Quando eu nasci, em 1964, um observador ainda jovem, cosmopolita e informado, poderia torcer o nariz aos manuais da Porto Editora. Pôr meninas em tarefas domésticas, enquanto os rapazes surgiam em contexto de ar livre, quase aventura, já podia dar a ideia do traço dominante da situação dos géneros no país. Mas pronto, foi há 53 anos, e não eram muitos -- não só cá pela pátria egrégia, como, presumo, na generalidade dos países industrializados -- os que teriam essa visão que hoje nos parece comezinha. A circunstância de, em 2017, uma chancela com as responsabilidades da Porto Editora editar um produto com a conformação mental mediana de 1964, revela um despreparo inaceitável. Ganham muitos milhões para continuarem a ser tão provincianos. Portanto, concordo com a supressão dos livros do circuito pré-escolar, não por qualquer espécie de censura, mas por manifesta desadequação pedagógica.

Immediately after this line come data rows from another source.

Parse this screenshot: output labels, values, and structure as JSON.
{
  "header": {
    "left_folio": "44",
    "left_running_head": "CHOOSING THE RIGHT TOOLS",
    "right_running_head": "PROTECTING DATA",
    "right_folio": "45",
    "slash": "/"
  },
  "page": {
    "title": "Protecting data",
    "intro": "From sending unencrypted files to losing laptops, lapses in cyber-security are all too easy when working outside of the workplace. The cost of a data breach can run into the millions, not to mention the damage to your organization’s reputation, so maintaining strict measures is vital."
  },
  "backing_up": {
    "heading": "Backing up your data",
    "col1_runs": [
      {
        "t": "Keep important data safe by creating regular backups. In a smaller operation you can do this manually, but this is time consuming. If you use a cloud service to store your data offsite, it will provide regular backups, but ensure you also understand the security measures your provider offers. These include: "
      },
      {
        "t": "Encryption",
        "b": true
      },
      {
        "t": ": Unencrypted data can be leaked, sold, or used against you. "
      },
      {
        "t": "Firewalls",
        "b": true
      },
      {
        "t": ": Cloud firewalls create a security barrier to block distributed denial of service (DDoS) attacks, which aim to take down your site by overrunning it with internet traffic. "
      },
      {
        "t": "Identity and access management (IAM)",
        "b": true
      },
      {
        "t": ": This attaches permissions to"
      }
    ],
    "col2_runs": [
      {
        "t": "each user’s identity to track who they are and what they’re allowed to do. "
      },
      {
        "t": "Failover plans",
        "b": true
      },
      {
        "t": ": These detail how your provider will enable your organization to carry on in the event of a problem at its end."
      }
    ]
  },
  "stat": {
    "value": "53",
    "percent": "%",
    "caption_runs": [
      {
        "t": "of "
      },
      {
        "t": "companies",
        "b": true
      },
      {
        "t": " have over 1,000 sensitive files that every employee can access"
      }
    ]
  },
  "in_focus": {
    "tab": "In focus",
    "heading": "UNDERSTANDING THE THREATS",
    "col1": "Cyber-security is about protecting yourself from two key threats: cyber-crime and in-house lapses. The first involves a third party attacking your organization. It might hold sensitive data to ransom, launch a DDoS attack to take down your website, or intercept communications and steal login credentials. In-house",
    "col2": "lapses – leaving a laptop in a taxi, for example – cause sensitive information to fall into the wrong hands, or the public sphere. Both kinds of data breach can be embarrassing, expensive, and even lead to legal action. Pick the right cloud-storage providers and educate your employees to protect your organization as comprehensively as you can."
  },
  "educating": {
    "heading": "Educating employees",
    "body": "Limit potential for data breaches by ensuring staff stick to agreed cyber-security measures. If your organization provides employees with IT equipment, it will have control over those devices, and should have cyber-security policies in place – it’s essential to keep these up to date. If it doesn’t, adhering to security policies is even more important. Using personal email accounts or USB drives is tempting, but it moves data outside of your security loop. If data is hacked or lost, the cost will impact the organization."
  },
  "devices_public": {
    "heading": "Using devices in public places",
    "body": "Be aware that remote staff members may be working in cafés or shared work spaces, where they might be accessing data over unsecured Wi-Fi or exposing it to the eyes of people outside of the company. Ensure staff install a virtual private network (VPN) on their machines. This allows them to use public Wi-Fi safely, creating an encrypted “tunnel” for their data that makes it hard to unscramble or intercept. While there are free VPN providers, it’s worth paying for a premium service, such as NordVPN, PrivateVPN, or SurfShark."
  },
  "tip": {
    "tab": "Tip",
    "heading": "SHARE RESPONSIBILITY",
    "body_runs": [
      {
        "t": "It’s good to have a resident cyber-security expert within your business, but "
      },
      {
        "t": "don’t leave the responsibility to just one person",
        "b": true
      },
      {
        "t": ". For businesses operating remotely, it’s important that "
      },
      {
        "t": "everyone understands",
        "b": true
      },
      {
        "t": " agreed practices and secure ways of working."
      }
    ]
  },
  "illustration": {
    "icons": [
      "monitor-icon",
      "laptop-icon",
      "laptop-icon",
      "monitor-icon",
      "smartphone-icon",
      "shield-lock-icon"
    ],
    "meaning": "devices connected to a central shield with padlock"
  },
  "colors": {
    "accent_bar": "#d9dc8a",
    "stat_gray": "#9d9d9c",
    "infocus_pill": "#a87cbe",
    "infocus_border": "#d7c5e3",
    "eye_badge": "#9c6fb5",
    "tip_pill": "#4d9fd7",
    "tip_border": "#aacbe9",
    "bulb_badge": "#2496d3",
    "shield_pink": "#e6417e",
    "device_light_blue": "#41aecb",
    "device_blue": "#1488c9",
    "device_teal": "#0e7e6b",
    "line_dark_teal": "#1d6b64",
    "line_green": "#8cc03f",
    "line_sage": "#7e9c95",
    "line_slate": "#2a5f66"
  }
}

Outra coisa -- outra coisa, é a histeria imbecil dos idiotas do costume, como a questão das cores, ou com a aversão aos 'piratas' e às 'princesas' (faço ideia dos miasmas saídos das alfurjas do facebook...)
Eu, que tenho quatro filhos, três raparigas e um rapaz, confesso que a este nunca ofereci uma
barbie -- se houver algum pai que tenha oferecido ao filho uma boneca com vestidinhos para brincar, que se acuse, pois pode ser um caso para a Comissão de Protecção de Menores.
A todos, porém, dei carrinhos, e com uma delas, particularmente entusiasta (de resto, uma miúda giríssima, desportista federada internacional, aluna do quadro de mérito) recuei muitas vezes várias décadas com o que restava dos meus Matchbox, Corgi Toys, Solido ou Majorette, em longas corridas pelo corredor da casa ou no terraço do jardim.
Se calhar, devia ter-lhe chamado Gustavo... Mas vou redimir-me, e será o nome que darei a uma eventual próxima filha; ao contrário, se for rapaz, vai chamar-se Maria de Lourdes. Finalmente, para fugir ao estereotipo nefando do azul e do cor-de-rosa, só vestirá lilás.
P.S. Talvez esteja a exagerar. Optarei antes por Gustova, ou Mário de Lourdes -- assim mesmo, em neutral equilíbrio, para não traumatizar.
P.S. 2, e agora a sério: sei que são assuntos diferentes, mas para os inquisidores apressados do costume, e para quem não me conhece, faço questão de dizer que achei notabilíssima a forma digna e elevada como a secretária de Estado Graça Fonseca resolveu dar conhecimento público da sua condição homossexual, exercendo uma pedagogia cívica pelo exemplo. Com pessoas e atitudes destas, a causa justa da não discriminação credibiliza-se.